My framework desktop has 128GB of RAM of which 96GB can be allocated to the GPU as VRAM which means I am able to run fairly large models relatively easily.
The examples I gave in my presentation run very well out of the box using the Vulkan backend:
The number of active parameters and whether the models are using a mixture of experts (MoE) architecture influence the performance quite a bit. For example, even though gpt-oss-120b is very large, it is really quick due to MoE whereas the devstral model is smaller, but it is also slower.
I don’t know about “agentic coding” but the models run fine in a coding context, I am using Zed and it works fine: https://zed.dev/
I haven’t done any formal comparisons but I do have a 20$/mo subscription to Claude for the time being. It is very good but that doesn’t mean that I use it for everything.
We could establish some Ansible baseline benchmarks for LLMs so that we know how they compare. This also gives the people some sense of what they are capable of and how much help they can be.
While testing LLMs myself, I’ve used a rather simple request but on a very convoluted and uncommon/unorthodox pile of Ansible code. The request was to implement argument_specs.yml by analyzing the code of the role and interrelated files (imported tasks from outside the role, global variables…). Then I “fuzzily” compared the generated output to the expected near perfect hand written argument_specs.yml. I put LLM to do the task of comparison thus self criticizing itself . Some more deterministic scoring mechanism is lacking but it gave me the sense of what they are capable of.
Suffice to say, commercial LLMs like gpt-5.1-codex-max or claude-opus-4.6 were able to do fine job. There were some hallucinations and errors here and there but overall it halved the time needed to document the argument_specs.yml. Out of free LLMs I’ve tried, Qwen3 Coder 30b showed promising results on the same benchmark. Older and smaller models produced some output I could only laugh to
Yeah, that sounds pretty aligned with what most people hit in practice.
On consumer hardware, 24GB VRAM is basically the “ceiling of sanity” for anything beyond 30B-ish models at 4-bit. Once you go above that, you either start heavily compromising context, offloading to CPU (which kills latency), or just accept slower iteration cycles.
I’ve also found that in the 20B–35B range, quality differences between models become more about training/data + instruction tuning than raw parameter count. A well-tuned 30B (like the ones you mentioned) often feels closer to much larger proprietary models than you’d expect, especially for coding tasks.

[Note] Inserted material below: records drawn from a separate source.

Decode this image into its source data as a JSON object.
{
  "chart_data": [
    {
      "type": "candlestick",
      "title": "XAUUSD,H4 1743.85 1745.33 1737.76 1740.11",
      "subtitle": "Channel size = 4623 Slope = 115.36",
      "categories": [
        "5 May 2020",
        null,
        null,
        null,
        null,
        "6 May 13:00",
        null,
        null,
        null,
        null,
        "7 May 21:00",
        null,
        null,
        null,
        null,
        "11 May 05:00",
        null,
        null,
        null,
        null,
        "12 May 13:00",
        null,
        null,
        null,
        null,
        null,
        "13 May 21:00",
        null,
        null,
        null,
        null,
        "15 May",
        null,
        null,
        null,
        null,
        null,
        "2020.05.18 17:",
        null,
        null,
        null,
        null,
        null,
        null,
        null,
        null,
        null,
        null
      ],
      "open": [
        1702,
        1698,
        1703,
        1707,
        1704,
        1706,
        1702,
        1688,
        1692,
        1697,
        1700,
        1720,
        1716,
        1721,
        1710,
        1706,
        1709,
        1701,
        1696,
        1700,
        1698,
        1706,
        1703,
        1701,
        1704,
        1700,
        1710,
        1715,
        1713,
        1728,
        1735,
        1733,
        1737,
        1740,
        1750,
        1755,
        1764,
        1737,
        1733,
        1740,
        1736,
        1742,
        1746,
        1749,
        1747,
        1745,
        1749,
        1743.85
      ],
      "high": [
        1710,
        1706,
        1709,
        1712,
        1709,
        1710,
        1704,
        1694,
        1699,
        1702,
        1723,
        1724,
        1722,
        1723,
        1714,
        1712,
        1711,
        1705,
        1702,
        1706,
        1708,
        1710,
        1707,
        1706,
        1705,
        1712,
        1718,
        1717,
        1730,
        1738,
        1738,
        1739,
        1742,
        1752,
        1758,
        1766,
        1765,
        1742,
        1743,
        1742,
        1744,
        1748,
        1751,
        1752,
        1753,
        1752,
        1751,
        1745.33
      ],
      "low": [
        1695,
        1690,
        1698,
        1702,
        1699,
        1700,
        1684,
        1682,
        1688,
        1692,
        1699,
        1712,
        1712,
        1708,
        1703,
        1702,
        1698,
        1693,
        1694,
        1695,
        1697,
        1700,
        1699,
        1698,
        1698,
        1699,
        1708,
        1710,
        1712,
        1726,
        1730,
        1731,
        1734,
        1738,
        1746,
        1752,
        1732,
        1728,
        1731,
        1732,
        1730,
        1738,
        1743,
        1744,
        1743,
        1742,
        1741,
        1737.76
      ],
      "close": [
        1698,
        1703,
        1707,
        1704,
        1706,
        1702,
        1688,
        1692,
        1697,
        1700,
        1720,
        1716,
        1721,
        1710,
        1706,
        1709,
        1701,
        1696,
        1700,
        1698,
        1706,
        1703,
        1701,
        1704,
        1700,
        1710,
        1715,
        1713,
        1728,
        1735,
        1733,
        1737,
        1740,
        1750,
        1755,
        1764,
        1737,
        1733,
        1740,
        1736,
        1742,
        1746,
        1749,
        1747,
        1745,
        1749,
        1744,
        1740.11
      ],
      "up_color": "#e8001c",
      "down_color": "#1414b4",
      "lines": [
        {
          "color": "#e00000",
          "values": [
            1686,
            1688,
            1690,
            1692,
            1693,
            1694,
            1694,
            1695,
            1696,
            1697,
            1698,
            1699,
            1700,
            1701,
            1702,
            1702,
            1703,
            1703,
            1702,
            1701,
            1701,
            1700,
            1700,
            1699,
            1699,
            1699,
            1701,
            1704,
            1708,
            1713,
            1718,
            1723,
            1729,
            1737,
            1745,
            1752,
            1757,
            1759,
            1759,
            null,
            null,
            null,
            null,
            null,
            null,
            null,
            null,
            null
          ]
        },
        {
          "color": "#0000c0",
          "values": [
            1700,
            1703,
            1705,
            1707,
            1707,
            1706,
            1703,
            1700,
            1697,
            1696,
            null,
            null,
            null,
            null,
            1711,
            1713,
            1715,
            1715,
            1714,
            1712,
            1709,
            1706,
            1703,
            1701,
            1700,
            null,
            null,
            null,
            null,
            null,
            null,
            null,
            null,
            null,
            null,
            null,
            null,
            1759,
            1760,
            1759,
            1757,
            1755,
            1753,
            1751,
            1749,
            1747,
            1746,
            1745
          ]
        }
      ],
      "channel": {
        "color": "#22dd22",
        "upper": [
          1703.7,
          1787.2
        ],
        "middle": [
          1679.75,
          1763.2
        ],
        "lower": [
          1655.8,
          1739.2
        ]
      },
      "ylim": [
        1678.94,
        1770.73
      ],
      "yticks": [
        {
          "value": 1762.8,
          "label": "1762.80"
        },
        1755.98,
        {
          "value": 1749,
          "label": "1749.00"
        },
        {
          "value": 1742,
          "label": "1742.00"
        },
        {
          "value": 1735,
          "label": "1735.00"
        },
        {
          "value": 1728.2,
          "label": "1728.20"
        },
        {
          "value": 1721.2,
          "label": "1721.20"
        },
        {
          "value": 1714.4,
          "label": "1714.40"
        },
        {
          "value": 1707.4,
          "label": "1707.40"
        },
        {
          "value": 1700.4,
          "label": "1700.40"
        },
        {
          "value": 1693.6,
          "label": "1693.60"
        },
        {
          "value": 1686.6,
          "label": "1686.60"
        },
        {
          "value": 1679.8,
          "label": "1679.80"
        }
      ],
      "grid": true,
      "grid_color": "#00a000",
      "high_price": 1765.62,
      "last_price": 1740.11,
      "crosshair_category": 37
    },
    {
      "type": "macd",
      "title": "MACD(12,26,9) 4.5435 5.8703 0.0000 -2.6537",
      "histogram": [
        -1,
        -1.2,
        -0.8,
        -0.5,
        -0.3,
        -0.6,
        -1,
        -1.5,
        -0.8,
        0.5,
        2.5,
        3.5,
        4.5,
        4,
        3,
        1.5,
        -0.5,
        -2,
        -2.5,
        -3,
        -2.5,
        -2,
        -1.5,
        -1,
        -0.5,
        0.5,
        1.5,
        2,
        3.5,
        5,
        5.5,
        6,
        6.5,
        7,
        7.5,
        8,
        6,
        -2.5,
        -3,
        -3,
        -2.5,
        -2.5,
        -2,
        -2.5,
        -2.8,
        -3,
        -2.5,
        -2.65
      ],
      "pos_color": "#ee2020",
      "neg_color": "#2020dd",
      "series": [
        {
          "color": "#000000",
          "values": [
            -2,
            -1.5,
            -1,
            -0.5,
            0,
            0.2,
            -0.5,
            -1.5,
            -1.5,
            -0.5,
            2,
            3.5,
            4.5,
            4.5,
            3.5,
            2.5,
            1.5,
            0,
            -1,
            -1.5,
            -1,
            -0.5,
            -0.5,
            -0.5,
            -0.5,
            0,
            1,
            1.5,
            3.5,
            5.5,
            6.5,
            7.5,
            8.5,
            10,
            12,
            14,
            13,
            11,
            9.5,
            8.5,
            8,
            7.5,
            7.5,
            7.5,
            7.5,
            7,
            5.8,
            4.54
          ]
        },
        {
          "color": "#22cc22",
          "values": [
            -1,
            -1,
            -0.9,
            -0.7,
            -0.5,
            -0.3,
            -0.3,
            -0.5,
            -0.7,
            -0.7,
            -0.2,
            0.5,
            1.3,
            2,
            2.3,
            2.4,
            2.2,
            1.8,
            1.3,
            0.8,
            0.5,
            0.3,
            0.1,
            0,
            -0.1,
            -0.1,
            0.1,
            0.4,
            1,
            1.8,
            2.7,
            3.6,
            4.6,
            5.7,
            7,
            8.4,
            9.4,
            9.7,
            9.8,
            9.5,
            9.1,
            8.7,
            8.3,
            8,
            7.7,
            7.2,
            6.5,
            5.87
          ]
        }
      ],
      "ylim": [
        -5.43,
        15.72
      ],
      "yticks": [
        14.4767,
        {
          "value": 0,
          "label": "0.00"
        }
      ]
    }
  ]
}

For agentic workflows (Codex-style loops, tool use, etc.), smaller but more responsive models tend to actually perform better in real use. Once latency creeps up, multi-step reasoning pipelines start to break down in practice, even if the single-response quality is higher.
I’ve experimented with Qwen-style coder models and similar setups in tool-using loops, and the biggest bottleneck usually isn’t reasoning ability — it’s stability across steps (staying on task, not drifting, not over-editing outputs). That’s where commercial models still tend to be ahead, especially in long-horizon agent tasks.
I completely agree with this very important point. In my experience I’ve also seen that not much “model intelligence” (e.g. smaller models will suffice) is needed to generate ansible yaml content.
I think if there is enought guardrails (lint rules, good implementation examples, fast and light tests) and agent tasks are divided into manageble chuncks that should move horizon of what is possible with smaller (local) models. But I am yet to quantify that.